10/4-Aristoteles/interpretatie Flashcards
Waarom was Aristoteles een common-sense filosoof?
Aansluiten bij gezond verstand:
- benadering vd ethiek: verdisconteren gangbare opvattingen v mensen over goede leven
- ontologie: geen beroep op een zich ad dglse ervaring onttrekkende hogere realiteit
- fysica: verschijnselen als uitgangspunt. Verklaren van beweging en verandering met beroep op begrippenapparaat (vier oorzaken; potentie; actualiteit) dat verschijnselen uit dglse ervaring niet te boven gaat.
Echter: fysica (achteraf) naief, gaat weinig boven de verschijnselen uit.
p144
Welke twee kenmerken van het aristotelische wereldbeeld zijn de belangrijkste?
1) Common sense
2) Het kwalitatieve als voornaamste verklaringsfactor.
p145
Waarom had Aristoteles weinig aandacht voor wiskunde?
De belangrijkste verklarende factor was vlgs A de kwalitatieve:
- dingen in wereld zijn wat ze zijn dankzij immanente vorm (essentie).
- essentie van dingen heeft vorm van kwalitatief karakter.
- kwantitatieve eigenschappen van substanties zijn accidenteel/niet-essentieel.
Verklarende factoren voor zijn/veranderen van substanties vindt arist hylemorfisme alleen in materie en immanente vorm.
==> mathematisering natuurwetenschappen in 17eS was emancipatie uit arist traditie.
p145
Wat was het neoplatonisme?
4e-6eS nC.
Overeenkomsten / compatibility tussen A en P benadrukken.
Streven om systematiserende interpretatie v Plato, waarbij vrijelijk elementen uit Aristoteles geincorporeerd (meestal: A’s visie op zintuigelijk waarneemb werkelijkheid (fysica) gecombineerd met platoonse metafysische ‘bovenbouw’ + Ideeenleer.
p145
Door de ineenstorting vh W-Romeinse rijk in 5eS ging de kennis van Grieks verloren.
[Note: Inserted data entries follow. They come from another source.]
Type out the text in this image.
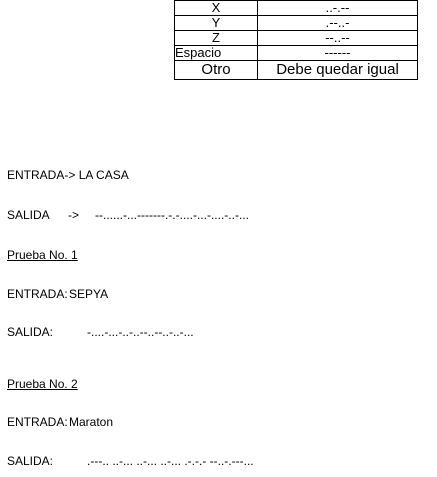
X	..-.--
Y	.--..-
Z	--..--
Espacio	------
Otro	Debe quedar igual
ENTRADA-> LA CASA
SALIDA -> --......-...-------.-.-....-...-....-..-...
Prueba No. 1
ENTRADA:SEPYA
SALIDA:	-....-...-..-..--..--..-..-...
Prueba No. 2
ENTRADA:Maraton
SALIDA:	.---.. ..-... ..-... ..-... .-.-.- --..-.---...
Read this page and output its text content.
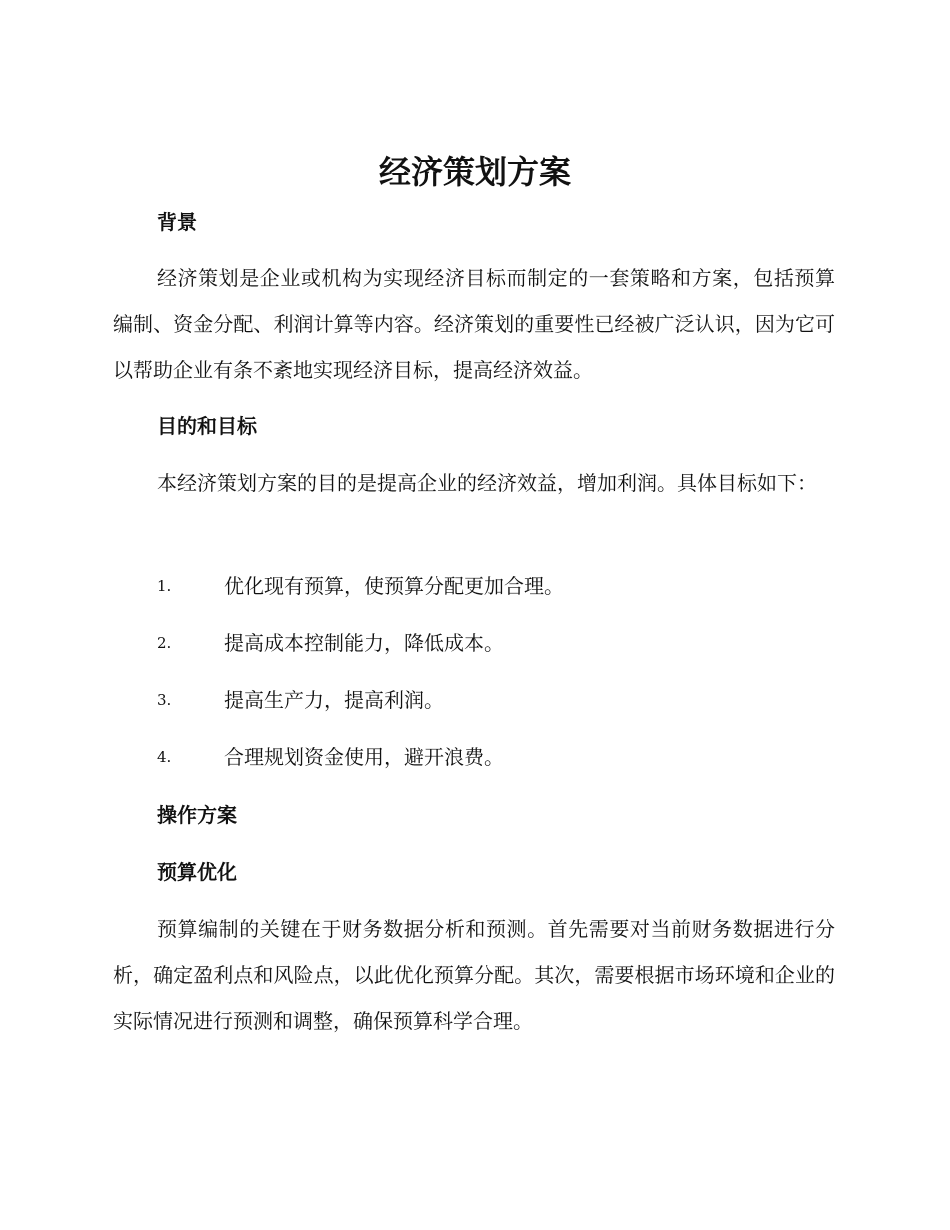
经济策划方案
背景

经济策划是企业或机构为实现经济目标而制定的一套策略和方案，包括预算编制、资金分配、利润计算等内容。经济策划的重要性已经被广泛认识，因为它可以帮助企业有条不紊地实现经济目标，提高经济效益。

目的和目标

本经济策划方案的目的是提高企业的经济效益，增加利润。具体目标如下：

1.	优化现有预算，使预算分配更加合理。
2.	提高成本控制能力，降低成本。
3.	提高生产力，提高利润。
4.	合理规划资金使用，避开浪费。
操作方案
预算优化

预算编制的关键在于财务数据分析和预测。首先需要对当前财务数据进行分析，确定盈利点和风险点，以此优化预算分配。其次，需要根据市场环境和企业的实际情况进行预测和调整，确保预算科学合理。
In O-Rom rijk werd in 529 onderwijs in heidense filosofie verboden. Hoe is aristotelisme weer in Europa tot bloei gekomen?
Griekse geleerden en filosofen gingen naar oosten, waar rijke traditie van vertalingen en commentaren op arist traditie ontstond. In late middeleeuwen via middeleeuwse islamitische traditie weer naar Latijnse Westen.
Vertalingen naar Latijn.
Vanaf 12eS sterke hernieuwde opbloei van arist.
Vormde in sterk gesystematiseerde vorm basis van filosofische en wetenschappelijke denken.
p146
Beschrijf de verschillende benaderingen van A’s filosofie door de eeuwen heen.
- filosofie op 1 lijn krijgen met platonisme, christendom, islam.
- twee benaderingen: meer analytische en meer systematiserende.
- tendens om systematiserende te benadrukken (samenvattingen systeem; systematiserende commentaren); kenmerkend voor antieke en middeleeuwse traditie, ook renaissance en onderwijs arist fil aan universiteiten 17eS.
Tegenwoordig:
- Jaeger: overgeleverd werk is lappendeken, en dus doorbreking eenheidsbeeld arist filosofie.
- Mod onderzoek besteedt aandacht aan dialectische methode, dus nadruk op tasten en zoeken in denken.
- Richtingenstrijd: neothomisme (accentueren samenh en eenheid A’s filosofie) vd analytische wijsbegeerte (fil is discipline die kritische analyse v problemen en verhelderen van vraagstellingen mogelijk maakt. Geen pasklare antwoorden).
NB: er is geen arist school meer dus ruimte om eigene van oorspr Aristoteles te onderkennen.